Isaac’s Cathedral a song celebrating the raining down of nuclear weapons on US
cities.
(For
the text, links to the video, and initial reaction in Russia and the West, see echo.msk.ru/blog/day_video/2378351-echo/, novayagazeta.ru/articles/2019/02/26/79693-navodi-na-gorod-vashington
and ahilla.ru/i-na-samoletike-sverhu-drug-moj-vovochka-ne-s-pustymi-lyukami-v-gosti-priletel/.)
Almost
lost in the media firestorm is the fact that the St. Petersburg bishopric of the
Russian Orthodox Church of the Moscow Patriarchate issued, via its press
office, a statement strongly condemning as inappropriate and in bad taste the
song given where it was performed (interfax-religion.ru/?act=news&div=72100 and ahilla.ru/v-sankt-peterburgskoj-mitropolii-sozhaleyut-chto-pesnya-pro-podvodnuyu-lodochku-byla-ispolnena-v-isaakii/).
Choral music is performed regularly
in St. Isaac’s, Natalya Rodomanova, spokesperson for the bishopric said. But this
song as performed by a quite well-known collective, of course, is surprising,”
not only because of the venue but because of its timing on the Day of the
Defender f the Fatherland. All that makes this “clearly inappropriate.”
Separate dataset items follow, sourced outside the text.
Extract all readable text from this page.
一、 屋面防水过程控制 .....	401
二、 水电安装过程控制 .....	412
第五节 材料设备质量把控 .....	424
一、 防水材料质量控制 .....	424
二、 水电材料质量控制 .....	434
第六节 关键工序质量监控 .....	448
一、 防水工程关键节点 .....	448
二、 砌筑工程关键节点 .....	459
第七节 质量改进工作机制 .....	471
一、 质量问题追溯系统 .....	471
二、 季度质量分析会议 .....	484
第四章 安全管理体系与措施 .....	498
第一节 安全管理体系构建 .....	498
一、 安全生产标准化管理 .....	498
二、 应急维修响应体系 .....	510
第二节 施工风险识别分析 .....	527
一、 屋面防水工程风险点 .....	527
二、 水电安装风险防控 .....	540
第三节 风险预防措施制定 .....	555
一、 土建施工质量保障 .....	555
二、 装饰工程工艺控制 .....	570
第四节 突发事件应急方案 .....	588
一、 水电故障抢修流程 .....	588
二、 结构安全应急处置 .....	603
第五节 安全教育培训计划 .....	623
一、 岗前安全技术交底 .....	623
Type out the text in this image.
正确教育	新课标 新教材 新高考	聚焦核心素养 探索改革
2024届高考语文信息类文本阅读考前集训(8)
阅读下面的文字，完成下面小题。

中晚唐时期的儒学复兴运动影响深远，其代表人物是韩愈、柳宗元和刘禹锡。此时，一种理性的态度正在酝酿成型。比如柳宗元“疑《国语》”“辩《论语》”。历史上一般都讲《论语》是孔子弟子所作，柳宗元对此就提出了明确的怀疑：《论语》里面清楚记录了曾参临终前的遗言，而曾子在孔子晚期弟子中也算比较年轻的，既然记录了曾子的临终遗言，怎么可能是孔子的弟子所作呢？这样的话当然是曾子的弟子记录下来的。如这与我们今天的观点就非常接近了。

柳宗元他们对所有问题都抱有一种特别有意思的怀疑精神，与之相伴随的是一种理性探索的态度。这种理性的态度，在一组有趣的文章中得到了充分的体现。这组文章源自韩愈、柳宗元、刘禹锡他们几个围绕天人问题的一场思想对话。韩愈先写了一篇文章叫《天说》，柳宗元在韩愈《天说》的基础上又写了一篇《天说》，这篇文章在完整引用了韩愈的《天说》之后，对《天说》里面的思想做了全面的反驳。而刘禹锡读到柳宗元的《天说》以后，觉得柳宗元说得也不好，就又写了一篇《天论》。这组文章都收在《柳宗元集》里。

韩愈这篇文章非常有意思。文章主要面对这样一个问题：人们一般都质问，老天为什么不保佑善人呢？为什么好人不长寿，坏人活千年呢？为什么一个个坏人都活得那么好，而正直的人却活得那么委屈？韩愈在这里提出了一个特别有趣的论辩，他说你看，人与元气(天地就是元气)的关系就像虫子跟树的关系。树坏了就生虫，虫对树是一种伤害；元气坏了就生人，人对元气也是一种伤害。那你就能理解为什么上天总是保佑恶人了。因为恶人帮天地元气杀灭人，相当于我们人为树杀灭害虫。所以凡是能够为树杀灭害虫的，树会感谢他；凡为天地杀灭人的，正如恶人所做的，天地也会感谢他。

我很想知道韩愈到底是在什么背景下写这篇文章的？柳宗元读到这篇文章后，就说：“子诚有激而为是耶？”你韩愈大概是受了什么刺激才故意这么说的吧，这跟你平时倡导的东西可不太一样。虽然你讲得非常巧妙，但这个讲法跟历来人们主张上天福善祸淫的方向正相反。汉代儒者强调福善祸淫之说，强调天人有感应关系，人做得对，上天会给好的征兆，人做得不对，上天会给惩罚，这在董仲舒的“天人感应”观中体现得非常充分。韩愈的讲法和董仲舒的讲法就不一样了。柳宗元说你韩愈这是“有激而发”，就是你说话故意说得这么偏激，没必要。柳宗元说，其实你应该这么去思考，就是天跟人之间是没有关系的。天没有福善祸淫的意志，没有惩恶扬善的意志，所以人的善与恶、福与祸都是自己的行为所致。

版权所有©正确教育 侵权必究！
In the view of the church, she
continued, it appears that a sense of taste deserted those who performed this
song in this church “and we extremely regret that such an event took place in
Petersburg and even more in St. Isaac’s Cathedral.” That may not be the sweeping denunciation the
song deserves, but it is better than nothing.